The East
The map of the U.S. looks like it was speeding eastward, ran into a wall at the Atlantic, and the seaboard states acted as a crumple zone. This is probably not what happened; it is more likely that the level of technology of governance, the assorted aspirations and identities of different groups of colonists, and assorted accidents of history conspired to make most of the first states rather teensy.
Nevertheless, the seaboard states seem compacted, intensified, and perhaps slightly concussed. Out West, it can take a good day to drive at 60 across some states; you can walk across Rhode Island in that time. But it isn’t as though Montana, for instance, had been cut into very small pieces, each one a state, but that you had instead compressed everything there into an impossibly small area, and then raised the population an order or two of magnitude.
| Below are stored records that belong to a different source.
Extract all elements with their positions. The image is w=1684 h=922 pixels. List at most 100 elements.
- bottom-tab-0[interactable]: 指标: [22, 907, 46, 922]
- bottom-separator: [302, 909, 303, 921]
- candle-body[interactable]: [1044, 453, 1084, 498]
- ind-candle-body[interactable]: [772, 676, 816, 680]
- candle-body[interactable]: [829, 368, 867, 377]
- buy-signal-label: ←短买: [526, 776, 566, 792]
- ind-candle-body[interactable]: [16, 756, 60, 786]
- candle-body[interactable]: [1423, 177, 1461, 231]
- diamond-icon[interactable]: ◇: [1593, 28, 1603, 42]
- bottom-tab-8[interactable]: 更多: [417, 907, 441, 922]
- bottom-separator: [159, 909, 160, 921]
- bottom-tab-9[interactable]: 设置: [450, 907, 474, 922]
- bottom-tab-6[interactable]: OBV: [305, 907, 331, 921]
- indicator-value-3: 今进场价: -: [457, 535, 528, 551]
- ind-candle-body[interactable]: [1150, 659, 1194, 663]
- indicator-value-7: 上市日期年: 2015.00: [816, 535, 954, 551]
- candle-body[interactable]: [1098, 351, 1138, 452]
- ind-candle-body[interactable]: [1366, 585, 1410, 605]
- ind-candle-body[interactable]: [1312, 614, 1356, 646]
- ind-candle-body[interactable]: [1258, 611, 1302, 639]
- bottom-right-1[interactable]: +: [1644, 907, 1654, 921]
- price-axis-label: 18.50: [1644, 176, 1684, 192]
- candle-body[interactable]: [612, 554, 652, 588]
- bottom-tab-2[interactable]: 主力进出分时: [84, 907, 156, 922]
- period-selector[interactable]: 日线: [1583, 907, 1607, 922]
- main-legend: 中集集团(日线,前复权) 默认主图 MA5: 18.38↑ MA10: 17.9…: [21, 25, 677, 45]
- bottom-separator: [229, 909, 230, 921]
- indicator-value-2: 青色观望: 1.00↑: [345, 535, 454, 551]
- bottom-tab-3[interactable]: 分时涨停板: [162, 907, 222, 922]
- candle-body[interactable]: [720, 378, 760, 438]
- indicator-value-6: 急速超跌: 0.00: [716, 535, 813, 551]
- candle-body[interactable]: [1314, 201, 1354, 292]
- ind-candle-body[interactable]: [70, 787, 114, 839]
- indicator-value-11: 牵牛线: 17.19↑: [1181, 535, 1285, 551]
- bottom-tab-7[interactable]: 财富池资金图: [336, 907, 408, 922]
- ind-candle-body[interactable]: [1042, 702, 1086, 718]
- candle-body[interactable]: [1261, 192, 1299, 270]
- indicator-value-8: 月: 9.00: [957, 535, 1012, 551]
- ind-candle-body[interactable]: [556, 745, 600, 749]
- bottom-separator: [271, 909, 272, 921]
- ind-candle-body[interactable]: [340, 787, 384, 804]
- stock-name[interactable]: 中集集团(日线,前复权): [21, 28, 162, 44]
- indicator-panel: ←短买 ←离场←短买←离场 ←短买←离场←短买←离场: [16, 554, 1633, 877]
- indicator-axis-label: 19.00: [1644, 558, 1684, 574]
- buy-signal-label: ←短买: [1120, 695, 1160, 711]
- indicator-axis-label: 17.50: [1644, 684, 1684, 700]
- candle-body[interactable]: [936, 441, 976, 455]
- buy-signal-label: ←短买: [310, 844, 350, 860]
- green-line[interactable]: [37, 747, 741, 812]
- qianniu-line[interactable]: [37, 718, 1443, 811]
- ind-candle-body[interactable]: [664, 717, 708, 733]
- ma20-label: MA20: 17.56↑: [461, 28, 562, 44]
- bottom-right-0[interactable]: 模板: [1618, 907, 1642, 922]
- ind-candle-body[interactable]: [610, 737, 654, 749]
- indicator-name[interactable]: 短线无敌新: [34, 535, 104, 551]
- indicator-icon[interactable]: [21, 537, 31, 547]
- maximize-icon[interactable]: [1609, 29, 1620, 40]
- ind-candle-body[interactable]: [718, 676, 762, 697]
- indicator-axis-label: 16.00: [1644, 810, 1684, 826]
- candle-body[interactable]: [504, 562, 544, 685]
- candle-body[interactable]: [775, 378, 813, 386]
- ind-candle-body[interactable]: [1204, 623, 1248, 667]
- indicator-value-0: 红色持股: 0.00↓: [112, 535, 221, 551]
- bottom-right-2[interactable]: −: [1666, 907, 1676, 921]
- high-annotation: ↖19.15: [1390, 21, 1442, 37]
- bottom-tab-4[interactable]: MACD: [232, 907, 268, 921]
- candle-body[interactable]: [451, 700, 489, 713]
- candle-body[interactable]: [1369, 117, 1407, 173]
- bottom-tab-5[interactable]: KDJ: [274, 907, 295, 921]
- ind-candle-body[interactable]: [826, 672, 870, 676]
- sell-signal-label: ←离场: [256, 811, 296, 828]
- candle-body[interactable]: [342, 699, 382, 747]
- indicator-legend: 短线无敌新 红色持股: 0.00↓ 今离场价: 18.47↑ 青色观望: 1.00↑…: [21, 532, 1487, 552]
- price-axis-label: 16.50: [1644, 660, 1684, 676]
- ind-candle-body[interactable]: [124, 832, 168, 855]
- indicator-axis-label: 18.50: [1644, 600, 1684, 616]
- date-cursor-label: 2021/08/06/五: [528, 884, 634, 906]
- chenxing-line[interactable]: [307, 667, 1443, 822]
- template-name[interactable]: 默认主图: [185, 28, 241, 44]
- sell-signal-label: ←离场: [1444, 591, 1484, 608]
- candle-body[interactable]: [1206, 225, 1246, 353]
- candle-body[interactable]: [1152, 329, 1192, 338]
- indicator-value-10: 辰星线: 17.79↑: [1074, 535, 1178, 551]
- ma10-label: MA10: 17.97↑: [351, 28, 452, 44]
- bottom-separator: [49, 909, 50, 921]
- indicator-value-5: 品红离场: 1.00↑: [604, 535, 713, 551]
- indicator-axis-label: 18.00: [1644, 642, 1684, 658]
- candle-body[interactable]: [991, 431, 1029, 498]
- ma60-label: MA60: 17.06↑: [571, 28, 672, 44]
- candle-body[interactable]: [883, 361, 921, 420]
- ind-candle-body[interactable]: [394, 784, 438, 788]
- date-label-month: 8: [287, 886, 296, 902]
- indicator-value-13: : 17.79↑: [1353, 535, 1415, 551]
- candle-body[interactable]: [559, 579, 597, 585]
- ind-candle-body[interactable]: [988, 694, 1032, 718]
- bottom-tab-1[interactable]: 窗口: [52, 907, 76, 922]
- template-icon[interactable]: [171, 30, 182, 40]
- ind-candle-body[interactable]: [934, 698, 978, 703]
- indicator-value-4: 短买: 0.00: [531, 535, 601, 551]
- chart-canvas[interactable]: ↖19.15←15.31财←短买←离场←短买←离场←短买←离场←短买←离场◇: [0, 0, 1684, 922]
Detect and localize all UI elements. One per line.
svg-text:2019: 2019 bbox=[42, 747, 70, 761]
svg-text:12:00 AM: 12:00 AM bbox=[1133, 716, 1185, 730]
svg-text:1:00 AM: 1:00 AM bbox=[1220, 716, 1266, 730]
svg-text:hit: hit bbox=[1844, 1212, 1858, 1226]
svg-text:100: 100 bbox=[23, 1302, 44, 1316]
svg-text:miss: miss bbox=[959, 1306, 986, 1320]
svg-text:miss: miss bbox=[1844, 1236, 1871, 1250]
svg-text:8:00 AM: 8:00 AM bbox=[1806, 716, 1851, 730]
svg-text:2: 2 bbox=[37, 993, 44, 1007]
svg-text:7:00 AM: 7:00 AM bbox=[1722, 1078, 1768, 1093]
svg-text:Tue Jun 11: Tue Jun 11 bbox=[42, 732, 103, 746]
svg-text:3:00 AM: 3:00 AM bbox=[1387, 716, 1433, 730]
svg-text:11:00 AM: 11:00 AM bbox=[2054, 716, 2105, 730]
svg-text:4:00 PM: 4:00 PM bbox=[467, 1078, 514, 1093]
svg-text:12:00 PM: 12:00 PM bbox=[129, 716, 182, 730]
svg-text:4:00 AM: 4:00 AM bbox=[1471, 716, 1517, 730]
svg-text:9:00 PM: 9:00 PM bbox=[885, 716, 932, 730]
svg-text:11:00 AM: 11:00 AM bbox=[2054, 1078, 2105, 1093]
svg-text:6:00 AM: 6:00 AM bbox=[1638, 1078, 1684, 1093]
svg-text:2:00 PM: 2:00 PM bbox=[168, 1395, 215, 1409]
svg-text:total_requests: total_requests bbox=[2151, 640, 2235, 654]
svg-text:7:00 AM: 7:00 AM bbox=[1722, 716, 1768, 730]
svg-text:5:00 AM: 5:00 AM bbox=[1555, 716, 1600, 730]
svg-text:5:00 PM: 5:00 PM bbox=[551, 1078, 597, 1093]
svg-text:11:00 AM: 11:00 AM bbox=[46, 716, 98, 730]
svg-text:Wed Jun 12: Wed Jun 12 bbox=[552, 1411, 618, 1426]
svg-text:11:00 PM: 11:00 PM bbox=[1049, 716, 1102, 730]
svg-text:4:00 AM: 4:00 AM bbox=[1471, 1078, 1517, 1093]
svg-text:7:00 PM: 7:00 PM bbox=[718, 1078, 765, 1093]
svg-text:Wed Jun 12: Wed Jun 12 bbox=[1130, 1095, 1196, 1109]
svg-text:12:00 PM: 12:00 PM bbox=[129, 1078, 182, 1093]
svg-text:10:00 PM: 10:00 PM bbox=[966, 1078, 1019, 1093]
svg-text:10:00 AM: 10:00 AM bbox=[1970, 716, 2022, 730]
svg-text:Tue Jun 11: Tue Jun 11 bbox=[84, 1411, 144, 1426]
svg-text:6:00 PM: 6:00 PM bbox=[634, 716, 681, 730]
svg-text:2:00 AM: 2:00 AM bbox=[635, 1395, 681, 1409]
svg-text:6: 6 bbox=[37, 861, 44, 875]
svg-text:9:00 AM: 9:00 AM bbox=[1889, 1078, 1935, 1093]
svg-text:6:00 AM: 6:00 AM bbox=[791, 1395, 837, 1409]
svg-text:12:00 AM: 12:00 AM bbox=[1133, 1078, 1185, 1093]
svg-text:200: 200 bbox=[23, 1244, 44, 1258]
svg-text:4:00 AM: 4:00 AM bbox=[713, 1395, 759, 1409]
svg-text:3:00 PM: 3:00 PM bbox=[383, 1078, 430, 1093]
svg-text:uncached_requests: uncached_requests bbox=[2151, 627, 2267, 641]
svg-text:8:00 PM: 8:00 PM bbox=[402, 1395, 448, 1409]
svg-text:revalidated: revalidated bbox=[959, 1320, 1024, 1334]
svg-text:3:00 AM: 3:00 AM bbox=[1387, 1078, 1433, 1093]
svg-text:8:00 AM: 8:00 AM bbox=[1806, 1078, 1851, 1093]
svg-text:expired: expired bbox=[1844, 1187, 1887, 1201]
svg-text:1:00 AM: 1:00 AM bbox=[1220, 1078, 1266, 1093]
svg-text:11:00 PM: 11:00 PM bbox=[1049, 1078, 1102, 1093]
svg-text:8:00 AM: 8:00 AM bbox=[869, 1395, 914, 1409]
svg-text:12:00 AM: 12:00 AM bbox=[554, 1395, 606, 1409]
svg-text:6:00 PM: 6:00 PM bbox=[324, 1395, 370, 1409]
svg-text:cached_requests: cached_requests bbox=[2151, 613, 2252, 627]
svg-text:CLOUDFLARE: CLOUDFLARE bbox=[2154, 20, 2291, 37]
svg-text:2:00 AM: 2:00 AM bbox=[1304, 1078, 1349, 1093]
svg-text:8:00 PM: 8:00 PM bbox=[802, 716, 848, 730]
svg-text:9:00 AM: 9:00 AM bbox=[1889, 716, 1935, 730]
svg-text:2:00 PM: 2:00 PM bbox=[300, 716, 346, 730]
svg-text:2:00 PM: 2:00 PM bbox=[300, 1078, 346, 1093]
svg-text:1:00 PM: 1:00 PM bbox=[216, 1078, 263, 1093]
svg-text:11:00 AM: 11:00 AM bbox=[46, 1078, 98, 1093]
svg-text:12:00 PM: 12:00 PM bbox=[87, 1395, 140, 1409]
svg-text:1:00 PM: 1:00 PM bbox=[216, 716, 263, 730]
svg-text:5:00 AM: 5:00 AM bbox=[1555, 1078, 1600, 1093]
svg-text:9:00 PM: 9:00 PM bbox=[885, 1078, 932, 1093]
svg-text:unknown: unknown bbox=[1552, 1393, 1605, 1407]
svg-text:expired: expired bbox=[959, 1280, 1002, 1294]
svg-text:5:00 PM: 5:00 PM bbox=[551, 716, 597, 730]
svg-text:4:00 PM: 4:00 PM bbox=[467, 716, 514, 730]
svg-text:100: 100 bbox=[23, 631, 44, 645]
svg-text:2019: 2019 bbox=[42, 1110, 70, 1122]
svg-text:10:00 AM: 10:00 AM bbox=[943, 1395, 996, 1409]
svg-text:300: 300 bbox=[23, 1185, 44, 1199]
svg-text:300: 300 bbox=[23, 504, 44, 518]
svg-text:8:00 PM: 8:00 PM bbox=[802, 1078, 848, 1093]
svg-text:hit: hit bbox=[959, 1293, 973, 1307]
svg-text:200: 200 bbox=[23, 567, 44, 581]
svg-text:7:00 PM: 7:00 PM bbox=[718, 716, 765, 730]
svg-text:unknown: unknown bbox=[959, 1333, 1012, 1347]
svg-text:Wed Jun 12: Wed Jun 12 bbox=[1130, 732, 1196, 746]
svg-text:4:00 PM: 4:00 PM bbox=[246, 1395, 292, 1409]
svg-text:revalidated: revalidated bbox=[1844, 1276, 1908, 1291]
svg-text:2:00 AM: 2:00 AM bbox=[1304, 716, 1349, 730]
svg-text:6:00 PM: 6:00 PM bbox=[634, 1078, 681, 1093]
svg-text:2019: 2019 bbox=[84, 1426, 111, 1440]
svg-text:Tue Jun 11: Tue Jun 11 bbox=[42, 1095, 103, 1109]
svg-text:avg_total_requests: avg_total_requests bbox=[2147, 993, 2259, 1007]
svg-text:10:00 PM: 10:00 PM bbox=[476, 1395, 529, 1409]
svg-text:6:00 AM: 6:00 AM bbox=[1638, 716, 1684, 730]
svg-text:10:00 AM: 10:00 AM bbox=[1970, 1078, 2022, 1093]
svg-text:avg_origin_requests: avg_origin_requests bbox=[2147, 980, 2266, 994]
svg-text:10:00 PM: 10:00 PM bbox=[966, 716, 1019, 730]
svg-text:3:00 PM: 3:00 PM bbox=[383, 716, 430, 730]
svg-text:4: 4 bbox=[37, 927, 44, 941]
It’s like building a singularity out of humans, and as with a singularity there’s an immensely powerful gravitational well that keeps everyone and everything in, and is always trying to draw even more in. Every Eastern state, no matter how godforsaken corrupt, corroded, and crowded it might look to our eyes, is inhabited by people with a fierce sense of identity and pride of place. Okay, and despair and bitterness too, but work with me here. People strive here, in a way that most people from the other Coast cannot readily comprehend, let alone emulate.
This impression is amplified after the long jaunt by train across the broad, open plains. Out there the landscape goes by like this: farm……..farm……..town…….. forest……..city……..suburb……..farm……..indu
Ahem. We rented a car, drove out of that place to the relatively serene and egalitarian utopia of the Annapolis boat show.